As shared by Dr. Litonjua, clinical studies suggest GIP may have cardioprotective properties by improving endothelial function with a decrease of atherosclerosis and inflammation. It also regulates atherosclerotic plaque size and stability. A potential beneficial role of GIP signaling on variables associated with cardiometabolic outcomes like BMI, and HDL cholesterol, is also suggested by genetic association studies on incretins.26-30
Future combination31-32
With a better understanding of incretin physiology, the enormous therapeutic potential of combining the pharmacologic activity of GIP with GLP-1 treatment bids well for improving glycemic control. With a dual action on pancreatic cells by both incretins stimulating insulin secretion plus a paracrine stimulation from glucagon, may theoretically stabilize insulin levels. With enhanced adipose tissue metabolism that limits “spillover effect” keeping fats where they are physiologically beneficial coupled with improved insulin sensitivity and glucose uptake through the adipokines, we may soon see the drug that measures up to the complexity of metabolic syndrome. GIP has also been demonstrated to promote weight loss by acting on multiple sites on the central nervous system, ultimately promoting satiety without subsequent nausea.

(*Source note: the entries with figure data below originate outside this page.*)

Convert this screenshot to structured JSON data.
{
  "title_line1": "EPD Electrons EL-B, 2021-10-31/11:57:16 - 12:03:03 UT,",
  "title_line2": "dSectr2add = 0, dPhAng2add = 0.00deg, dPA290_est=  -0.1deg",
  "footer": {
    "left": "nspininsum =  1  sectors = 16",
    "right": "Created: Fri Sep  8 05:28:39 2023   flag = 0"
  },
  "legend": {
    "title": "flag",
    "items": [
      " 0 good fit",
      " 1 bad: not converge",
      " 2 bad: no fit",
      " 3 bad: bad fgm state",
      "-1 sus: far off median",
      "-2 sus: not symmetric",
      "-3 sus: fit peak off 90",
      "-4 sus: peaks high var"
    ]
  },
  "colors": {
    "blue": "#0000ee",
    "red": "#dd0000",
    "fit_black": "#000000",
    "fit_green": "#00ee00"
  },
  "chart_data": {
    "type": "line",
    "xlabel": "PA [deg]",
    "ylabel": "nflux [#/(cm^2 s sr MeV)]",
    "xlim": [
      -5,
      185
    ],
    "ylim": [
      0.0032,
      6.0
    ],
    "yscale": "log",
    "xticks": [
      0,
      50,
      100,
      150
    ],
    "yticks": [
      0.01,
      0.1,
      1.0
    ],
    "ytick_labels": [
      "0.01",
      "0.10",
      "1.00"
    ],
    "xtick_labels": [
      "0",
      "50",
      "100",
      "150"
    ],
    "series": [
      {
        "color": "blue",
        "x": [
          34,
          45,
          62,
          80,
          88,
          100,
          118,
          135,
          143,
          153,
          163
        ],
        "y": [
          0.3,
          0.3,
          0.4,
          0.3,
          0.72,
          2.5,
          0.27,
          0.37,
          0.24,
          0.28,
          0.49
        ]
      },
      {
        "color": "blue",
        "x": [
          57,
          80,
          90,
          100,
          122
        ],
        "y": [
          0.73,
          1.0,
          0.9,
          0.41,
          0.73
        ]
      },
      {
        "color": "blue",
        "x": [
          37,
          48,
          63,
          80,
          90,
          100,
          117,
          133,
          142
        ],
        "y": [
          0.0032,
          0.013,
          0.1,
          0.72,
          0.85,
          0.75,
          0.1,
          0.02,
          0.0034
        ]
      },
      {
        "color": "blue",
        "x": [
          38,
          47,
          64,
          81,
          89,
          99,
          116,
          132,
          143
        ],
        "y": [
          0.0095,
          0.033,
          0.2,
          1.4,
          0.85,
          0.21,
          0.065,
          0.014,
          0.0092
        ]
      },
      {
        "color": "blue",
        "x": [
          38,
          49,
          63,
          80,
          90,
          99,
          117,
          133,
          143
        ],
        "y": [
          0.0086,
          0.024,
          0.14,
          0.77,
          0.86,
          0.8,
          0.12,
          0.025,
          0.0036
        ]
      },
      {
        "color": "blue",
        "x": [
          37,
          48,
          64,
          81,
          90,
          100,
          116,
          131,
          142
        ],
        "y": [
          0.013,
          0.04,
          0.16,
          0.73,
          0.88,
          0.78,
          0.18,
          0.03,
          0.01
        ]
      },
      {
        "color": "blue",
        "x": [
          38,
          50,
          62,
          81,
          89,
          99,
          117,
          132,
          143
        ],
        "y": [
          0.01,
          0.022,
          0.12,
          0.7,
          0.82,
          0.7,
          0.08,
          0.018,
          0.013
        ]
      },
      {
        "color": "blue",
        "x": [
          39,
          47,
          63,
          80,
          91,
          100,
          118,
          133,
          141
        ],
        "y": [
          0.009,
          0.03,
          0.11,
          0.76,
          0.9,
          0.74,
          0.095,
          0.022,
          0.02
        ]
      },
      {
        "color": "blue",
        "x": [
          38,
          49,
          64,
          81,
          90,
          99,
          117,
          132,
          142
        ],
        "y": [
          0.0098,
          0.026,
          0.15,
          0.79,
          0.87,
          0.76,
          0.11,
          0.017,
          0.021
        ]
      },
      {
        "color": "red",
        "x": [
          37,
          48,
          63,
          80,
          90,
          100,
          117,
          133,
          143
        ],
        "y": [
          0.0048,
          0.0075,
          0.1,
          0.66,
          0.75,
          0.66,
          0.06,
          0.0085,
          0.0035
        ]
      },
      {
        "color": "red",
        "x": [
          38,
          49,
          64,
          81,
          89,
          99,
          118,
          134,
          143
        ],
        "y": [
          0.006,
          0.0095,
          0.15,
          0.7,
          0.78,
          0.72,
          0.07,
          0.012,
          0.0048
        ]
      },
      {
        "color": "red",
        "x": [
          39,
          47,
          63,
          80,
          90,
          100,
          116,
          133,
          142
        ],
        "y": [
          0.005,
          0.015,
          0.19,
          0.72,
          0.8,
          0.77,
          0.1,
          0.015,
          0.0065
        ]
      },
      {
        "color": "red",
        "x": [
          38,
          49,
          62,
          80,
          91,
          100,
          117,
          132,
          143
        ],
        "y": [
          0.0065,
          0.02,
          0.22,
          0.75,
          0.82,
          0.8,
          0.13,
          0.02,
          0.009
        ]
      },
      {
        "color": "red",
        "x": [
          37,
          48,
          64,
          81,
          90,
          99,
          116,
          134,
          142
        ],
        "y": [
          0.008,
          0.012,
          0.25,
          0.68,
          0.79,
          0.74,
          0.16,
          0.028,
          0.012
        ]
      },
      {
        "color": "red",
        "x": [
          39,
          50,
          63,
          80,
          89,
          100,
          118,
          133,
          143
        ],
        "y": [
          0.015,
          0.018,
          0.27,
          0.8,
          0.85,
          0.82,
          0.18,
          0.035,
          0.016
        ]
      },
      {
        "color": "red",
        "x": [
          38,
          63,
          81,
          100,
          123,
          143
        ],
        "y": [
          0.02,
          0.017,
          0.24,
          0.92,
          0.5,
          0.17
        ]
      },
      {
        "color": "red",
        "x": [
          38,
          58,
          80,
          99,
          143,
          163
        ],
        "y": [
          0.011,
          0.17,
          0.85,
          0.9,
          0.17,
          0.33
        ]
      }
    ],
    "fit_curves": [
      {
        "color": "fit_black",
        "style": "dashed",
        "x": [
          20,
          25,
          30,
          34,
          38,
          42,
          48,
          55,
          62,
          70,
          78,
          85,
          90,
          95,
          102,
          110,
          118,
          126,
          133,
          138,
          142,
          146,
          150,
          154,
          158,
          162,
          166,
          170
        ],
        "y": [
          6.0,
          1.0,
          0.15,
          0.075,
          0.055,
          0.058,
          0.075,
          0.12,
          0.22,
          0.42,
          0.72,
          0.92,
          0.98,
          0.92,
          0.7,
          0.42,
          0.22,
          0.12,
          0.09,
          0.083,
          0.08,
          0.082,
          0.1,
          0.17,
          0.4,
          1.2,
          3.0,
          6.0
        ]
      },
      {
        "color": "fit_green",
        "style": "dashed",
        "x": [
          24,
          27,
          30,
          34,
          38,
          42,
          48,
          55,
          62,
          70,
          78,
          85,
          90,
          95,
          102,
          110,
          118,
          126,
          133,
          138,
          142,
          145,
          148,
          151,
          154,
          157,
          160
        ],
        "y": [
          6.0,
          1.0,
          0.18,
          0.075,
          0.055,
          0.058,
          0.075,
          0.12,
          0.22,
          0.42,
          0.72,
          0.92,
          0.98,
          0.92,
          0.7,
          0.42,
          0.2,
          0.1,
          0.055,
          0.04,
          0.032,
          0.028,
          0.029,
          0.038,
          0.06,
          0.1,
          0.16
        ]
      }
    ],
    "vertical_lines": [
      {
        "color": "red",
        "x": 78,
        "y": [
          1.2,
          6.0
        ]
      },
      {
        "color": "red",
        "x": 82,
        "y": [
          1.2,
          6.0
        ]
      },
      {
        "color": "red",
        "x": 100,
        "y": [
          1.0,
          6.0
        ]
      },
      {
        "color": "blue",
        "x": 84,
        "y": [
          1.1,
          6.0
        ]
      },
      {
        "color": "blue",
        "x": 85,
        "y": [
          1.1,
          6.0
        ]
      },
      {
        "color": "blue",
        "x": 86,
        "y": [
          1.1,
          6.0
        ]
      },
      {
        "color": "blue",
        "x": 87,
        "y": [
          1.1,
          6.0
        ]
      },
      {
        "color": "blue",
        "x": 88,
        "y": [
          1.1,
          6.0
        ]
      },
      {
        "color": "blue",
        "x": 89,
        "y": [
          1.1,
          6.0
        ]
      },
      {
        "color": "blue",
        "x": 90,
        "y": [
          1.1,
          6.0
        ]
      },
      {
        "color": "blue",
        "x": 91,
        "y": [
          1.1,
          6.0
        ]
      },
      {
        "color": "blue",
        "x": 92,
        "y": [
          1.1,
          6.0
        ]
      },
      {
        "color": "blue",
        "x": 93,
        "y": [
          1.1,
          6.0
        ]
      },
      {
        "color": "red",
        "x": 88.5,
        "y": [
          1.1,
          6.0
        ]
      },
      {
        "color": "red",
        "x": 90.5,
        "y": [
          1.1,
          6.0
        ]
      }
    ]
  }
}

Dr. Litonjua and and Prof. SP Chan during the open forum.Open Forum and Panel Discussion
A dynamic panel discussion ensued from the lecture presentation between the participants and the speaker. Dr. Nemencio Nicodemus Jr, Consultant Endocrinologist, was the moderator for the discussion where Dr. Litonjua was joined by Professor Chan Siew Pheng at the University of Malaya in Kuala Lumpur, Malaysia. It was clarified that there may be slight differences in incretin physiology and GIP response between healthy individuals and those with T2DM and the full physiologic effect of incretins in patients with chronic illness has yet to be studied. Changing the understanding of its physiology will come with new scientific data that can modify clinical applications, like from being previously considered obesogenic, GIP is now thought to be anorexigenic. The potential combination with thiazolidinediones which has a similar effect on weight is not yet well-documented and needs to be approached with caution considering side effects. The role of GIP in fatty liver disease and on osteoporosis is very promising and is the subject of research. Triple peptide compound comprised of glucan, GIP and GLP-1 currently are directed at achieving weight loss to a degree that is similar to what is achieved with surgery but also warrants caution from side effects. The consensus from all attendees was clear that introduction and better understanding of newer molecules is driving the development and optimism in the field of diabetes.